We find that plaintiffs failed to make out a 1983 claim, and agree with the district court's conclusion that plaintiffs failed to establish a prima facie case on their state law claims. We affirm the grant of summary judgment. Because the district court does not appear to have abused its discretion in denying Seymour's motion for sanctions, see Childs v. State Farm Mut. Auto Ins. Co., 29 F.3d 1018, 1023 (5th Cir. 1994), we also affirm the denial of sanctions.


A forcible detainer under Texas law is a kind of eviction suit: it is an action at law that can be used by a landlord to secure possession from a tenant in default of a lease agreement. See TEX. PROP. CODE 24.001, 24.002, and 24.004; Caro v. Housing Auth. of City of Austin, 794 S.W.2d 901 (App. 3 Dist. 1990) (writ denied). Jurisdiction over the action is in the justice courts, See TEX. PROP. CODE 24.004; Goggins v. Leo, 849 S.W.2d 373 (Tex. App. Houston 14th Cir. 1993), with appeal to the county courts. See Tex. R. Civ. P. 749. Appeal of the county court judgment may be had where the premises in question are used for residential purposes only. See TEX. PROP. CODE 24.007.

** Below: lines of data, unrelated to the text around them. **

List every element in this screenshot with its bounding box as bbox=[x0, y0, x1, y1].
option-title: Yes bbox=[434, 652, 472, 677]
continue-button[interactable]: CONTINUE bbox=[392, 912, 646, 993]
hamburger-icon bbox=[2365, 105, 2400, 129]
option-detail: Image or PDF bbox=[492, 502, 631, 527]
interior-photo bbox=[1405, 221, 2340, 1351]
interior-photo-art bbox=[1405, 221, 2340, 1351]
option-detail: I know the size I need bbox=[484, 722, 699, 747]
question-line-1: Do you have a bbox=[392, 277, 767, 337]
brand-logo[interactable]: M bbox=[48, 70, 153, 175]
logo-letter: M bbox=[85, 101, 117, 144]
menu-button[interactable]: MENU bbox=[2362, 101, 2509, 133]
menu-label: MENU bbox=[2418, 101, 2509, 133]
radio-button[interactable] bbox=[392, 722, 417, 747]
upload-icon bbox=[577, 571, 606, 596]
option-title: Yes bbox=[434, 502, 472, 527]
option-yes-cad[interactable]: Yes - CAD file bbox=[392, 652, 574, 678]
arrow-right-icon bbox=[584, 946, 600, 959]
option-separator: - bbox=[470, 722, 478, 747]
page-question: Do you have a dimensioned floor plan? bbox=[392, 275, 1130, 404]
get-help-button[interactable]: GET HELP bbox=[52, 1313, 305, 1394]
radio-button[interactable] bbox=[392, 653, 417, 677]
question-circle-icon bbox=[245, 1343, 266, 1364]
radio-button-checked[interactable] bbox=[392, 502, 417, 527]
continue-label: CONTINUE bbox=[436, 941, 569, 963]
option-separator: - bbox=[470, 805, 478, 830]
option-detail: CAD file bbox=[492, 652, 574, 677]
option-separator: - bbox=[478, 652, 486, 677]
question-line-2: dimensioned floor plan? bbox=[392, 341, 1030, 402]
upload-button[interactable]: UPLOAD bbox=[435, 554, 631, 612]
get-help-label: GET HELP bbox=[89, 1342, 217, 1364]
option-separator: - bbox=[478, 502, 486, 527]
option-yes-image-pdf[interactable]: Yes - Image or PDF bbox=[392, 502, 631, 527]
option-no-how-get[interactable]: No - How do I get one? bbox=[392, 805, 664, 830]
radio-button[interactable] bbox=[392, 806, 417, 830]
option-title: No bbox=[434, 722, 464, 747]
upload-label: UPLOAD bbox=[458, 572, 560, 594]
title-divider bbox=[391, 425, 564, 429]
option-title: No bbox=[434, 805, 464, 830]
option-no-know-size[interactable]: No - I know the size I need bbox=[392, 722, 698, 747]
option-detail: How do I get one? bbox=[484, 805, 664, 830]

A tenant/defendant in a forcible detainer action in justice court is entitled to notice to vacate before the landlord may file suit. See TEX. PROP. CODE 24.005. Once filed, a forcible detainer action is subject to the general rules of procedure in the justice courts, including those requiring notice and service of process. See Tex. R. Civ. P. 743; Criswell v. Southwestern Fidelity Life Ins. Co., 373 S.W.2d 893 (Tex. Civ. App. Houston 1963). The parties are entitled to trial by jury upon demand and payment of a fee, see Tex. R. Civ. P. 744, or, if no jury is demanded, a bench trial. See Tex. R. Civ. P. 747. Upon judgment or verdict in favor of the plaintiff, the landlord is entitled to a writ of possession which cannot become final absent a possession bond before six days after judgment has been rendered. See TEX. PROP. CODE 24.0061. Execution of the writ of possession is contingent upon compliance with procedures contained in 24.0061 including adequate posting of notice. In the instant case, all plaintiffs received adverse judgments in forcible detainer actions. No appeals were taken and the writs of possession against them became final.